Wulang Derrida, our Events Editor, sits down with AJ Brennan, this year’s Catwalk director.


Wulang (WD): Can you tell us a little bit about Catwalk? What is it all about?

AJ: It’s a fashion show which is a part of RAG week, the university charity campaign. So 100% of all the profits that we make go to charity. Last year, we raised nearly £10,000, while the whole charity campaign made over £100,000. These are distributed to a local, a national and an international charity that are chosen by everyone. But most of all it’s about having fun and celebrating personal style in St Andrews, while still doing good!

WD: We have a few fashion shows next semester. If I was to choose to only go to one, why do I have to pick Catwalk?

AJ: That would be a shame. Because they’re all so much fun in different ways. But, Catwalk will be the first on the calendar, it’s on 4th of February. You can’t miss the opening of the season! Other than that, we feel more inclusive and accessible.

WD: It’s interesting that you said inclusivity. I feel that you tackled the issue of diversity and inclusivity really well last year. Because the models are representative of the student population in St Andrews, which is unquestionably diverse. Are you aiming for the same goal? Most of the other shows have had their castings already, do you think you’ll be able to deliver this again?

AJ: Thank you, we actually have our casting on Friday and Saturday. So everyone who is confident, loves fashion and wants their personal style to be embraced and shared, please do come to the audition! We’re confident to deliver a good show throughout, from the models, the clothes and everything in between.

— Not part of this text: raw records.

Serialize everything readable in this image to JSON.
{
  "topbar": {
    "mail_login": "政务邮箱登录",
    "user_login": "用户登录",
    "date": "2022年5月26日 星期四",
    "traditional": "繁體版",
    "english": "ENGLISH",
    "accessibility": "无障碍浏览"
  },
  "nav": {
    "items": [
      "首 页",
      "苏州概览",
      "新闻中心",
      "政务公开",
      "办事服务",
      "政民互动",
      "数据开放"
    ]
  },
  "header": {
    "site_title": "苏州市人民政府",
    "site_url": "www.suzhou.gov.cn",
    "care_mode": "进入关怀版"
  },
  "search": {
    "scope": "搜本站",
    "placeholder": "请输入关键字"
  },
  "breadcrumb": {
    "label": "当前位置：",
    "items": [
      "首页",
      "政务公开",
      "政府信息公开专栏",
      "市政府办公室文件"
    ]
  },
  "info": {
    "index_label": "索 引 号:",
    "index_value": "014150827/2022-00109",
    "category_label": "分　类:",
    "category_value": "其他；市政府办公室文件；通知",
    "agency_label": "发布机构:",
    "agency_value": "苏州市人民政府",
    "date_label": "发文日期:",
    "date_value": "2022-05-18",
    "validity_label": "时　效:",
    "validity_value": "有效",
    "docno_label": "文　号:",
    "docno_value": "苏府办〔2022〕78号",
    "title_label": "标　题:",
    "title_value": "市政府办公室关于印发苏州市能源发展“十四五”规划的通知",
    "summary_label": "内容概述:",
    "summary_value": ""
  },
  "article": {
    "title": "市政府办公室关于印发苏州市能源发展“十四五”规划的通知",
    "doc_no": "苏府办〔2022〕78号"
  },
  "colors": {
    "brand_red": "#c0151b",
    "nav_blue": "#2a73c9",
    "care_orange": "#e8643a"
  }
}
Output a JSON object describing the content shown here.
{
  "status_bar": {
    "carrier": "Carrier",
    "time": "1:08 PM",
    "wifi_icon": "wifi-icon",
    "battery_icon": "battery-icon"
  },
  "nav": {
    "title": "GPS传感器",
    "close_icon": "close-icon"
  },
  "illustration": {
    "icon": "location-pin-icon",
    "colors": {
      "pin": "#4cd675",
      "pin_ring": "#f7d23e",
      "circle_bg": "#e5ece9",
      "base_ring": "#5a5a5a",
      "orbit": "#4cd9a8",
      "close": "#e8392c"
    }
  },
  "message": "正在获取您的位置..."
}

WD: Speaking of the clothes and models, can you spill a little bit about the creative aspects of Catwalk? Maybe a theme? Any visuals that we can look forward to?

AJ: Yes definitely, I can’t say too much, it’s very much in the hands of the creative team. But following last year’s show that speaks of street style in general, we want to specifically look at the mix of subcultures in post-industrialist areas.

WD: Wow, where did that come from?

AJ: It’s just something that’s always in the back of my mind when I go home. I grew up in Wolverhampton, it’s a small city that never had a pride of place and tends to be overlooked. But when you look closely, the narrative behind it can be so beautiful and full of energy that’s inspiring. Like an abandoned warehouse and places like that.

WD: That sounds similar to what Demna Gvasalia is doing with Vetements and at Balenciaga! Do you think you can channel that through the models and the clothes?

AJ: Yes. I think it’s all about the attitude that we try to create through the show. It’s not particularly about the cut or materials of the clothes or the shape and look of the model, it’s a celebration of the way people get dressed. Definitely not trying to catch some trends or present mainstream idea of beauty.


WD: Now that’s the show that I want to go to. So what are the challenges?

AJ: Well, you should! It’s coordinating all the committee members and soon the models. But it’s all part of the fun too, when you get to work with people who share the same passion.

WD: Any tips for fashion show goers next semester?

AJ: Make sure you go to Catwalk! Other than that, just enjoy yourself and have fun with your friends. Also, come to our launch party right after the reading week!